Why did Aritch delay? Were the so-called benefits insignificant beside the repulsive horror of such an experiment? McKie ventured another tack.
"You say this planet is poisonous. Why not remove the inhabitants a few at a time, subject them to memory erasure if you must, and feed them out into the ConSentiency as new . . ."
"We dare not! First, the inhabitants have developed an immunity to erasure, a by-product of those poisons which do get into their diet. Second, given what they have become on Dosadi . . . How can I explain this to you?"
"Why don't the people just leave Dosadi? I presume you deny them jumpdoors, but rockets and other mechanical . . ."
"We will not permit them to leave. Our Caleban encloses Dosadi in what she calls a 'tempokinetic barrier' which our test subjects cannot penetrate."
"Why?"
"We will destroy the entire planet and everything on it rather than loose this population upon the ConSentiency."
"What are the people of Dosadi that you'd even contemplate such a thing?"
Aritch shuddered.
"We have created a monster."
***
Every government is run by liars and nothing they say should be believed.

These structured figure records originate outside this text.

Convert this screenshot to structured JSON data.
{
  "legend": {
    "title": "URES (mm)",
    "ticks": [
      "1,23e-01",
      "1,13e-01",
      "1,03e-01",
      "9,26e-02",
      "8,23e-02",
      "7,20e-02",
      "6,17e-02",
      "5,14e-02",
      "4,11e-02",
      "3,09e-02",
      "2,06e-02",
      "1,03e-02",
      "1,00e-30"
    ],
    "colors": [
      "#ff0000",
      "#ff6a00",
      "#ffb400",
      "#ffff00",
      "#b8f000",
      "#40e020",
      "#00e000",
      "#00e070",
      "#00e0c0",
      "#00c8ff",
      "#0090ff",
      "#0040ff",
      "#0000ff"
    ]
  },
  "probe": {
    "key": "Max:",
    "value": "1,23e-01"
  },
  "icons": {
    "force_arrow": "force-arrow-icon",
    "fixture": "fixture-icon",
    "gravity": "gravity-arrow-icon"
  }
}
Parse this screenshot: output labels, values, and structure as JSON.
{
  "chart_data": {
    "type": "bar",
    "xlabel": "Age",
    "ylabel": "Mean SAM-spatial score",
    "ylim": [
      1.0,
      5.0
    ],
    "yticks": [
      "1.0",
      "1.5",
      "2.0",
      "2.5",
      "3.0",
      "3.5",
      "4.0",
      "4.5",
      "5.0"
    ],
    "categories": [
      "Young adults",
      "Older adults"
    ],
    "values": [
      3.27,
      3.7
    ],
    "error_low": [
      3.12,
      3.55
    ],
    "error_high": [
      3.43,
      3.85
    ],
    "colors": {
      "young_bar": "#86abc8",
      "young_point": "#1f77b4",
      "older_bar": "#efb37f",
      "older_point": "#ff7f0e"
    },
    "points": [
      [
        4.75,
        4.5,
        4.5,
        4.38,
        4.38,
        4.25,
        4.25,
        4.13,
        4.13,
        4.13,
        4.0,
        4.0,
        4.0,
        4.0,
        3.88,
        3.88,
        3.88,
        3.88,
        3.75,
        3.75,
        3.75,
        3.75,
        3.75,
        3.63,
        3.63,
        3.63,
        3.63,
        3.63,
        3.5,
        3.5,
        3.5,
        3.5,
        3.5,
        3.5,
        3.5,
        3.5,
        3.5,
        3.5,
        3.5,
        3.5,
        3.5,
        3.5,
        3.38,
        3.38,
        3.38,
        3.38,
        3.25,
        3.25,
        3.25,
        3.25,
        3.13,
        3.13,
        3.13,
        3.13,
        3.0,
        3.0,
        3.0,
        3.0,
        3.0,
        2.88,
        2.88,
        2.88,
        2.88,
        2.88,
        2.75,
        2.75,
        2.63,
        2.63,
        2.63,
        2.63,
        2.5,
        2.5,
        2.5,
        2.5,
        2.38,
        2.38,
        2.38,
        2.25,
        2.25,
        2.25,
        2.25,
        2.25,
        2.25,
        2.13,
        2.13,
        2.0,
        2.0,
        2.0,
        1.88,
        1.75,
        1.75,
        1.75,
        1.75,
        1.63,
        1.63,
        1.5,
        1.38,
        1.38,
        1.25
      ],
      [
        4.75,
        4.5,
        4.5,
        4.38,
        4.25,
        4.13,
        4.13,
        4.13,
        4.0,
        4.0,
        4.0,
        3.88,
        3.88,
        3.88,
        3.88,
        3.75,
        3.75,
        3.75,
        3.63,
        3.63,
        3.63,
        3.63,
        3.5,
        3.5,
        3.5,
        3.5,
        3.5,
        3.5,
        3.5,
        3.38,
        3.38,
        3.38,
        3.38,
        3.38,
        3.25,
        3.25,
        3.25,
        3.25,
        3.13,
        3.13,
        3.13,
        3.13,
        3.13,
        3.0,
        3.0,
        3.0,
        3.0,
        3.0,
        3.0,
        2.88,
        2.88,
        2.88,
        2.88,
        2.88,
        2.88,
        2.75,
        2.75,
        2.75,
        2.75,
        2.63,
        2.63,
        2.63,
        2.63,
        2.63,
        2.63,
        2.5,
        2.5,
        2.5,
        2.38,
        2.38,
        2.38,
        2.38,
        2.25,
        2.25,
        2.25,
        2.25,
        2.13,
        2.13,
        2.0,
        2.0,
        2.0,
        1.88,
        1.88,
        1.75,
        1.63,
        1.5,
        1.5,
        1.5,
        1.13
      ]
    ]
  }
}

- Attributed to an ancient Human journalistAs she hurried across the roof of the adjoining parking spire at midafternoon of her final day as a Liaitor, Jedrik couldn't clear her mind of the awareness that she was about to shed another mark of rank. Stacked in the building beneath her, each one suspended by its roof grapples on the conveyor track, were the vehicles of the power merchants and their minions. The machines varied from the giant jaigers heavy with armor and weapons and redundant engine systems, of the ruling few, down to the tiny black skitters assigned to such as herself. Ex-minion Jedrik knew she was about to take a final ride in the machine which had released her from the morning and evening crush on the underground walkways.
She had timed her departure with care. The ones who rode in the jaigers would not have reassigned her skitter and its driver. That driver, Havvy, required her special attentions in this last ride, this narrow time slot which she had set aside for dealing with him.
Jedrik sensed events rushing at their own terrible pace now. Just that morning she had loosed death against fifty Humans. Now, the avalanche gathered power.
The parking spire's roof pavement had been poorly repaired after the recent explosive destruction of three Rim guerrillas. Her feet adjusted to the rough paving as she hurried across the open area to the drop chute. At the chute, she paused and glanced westward through Chu's enclosing cliffs. The sun, already nearing its late afternoon line on the cliffs, was a golden glow beyond the God Wall's milky barrier. To her newly sensitized fears, that was not a sun but a malignant eye which peered down at her.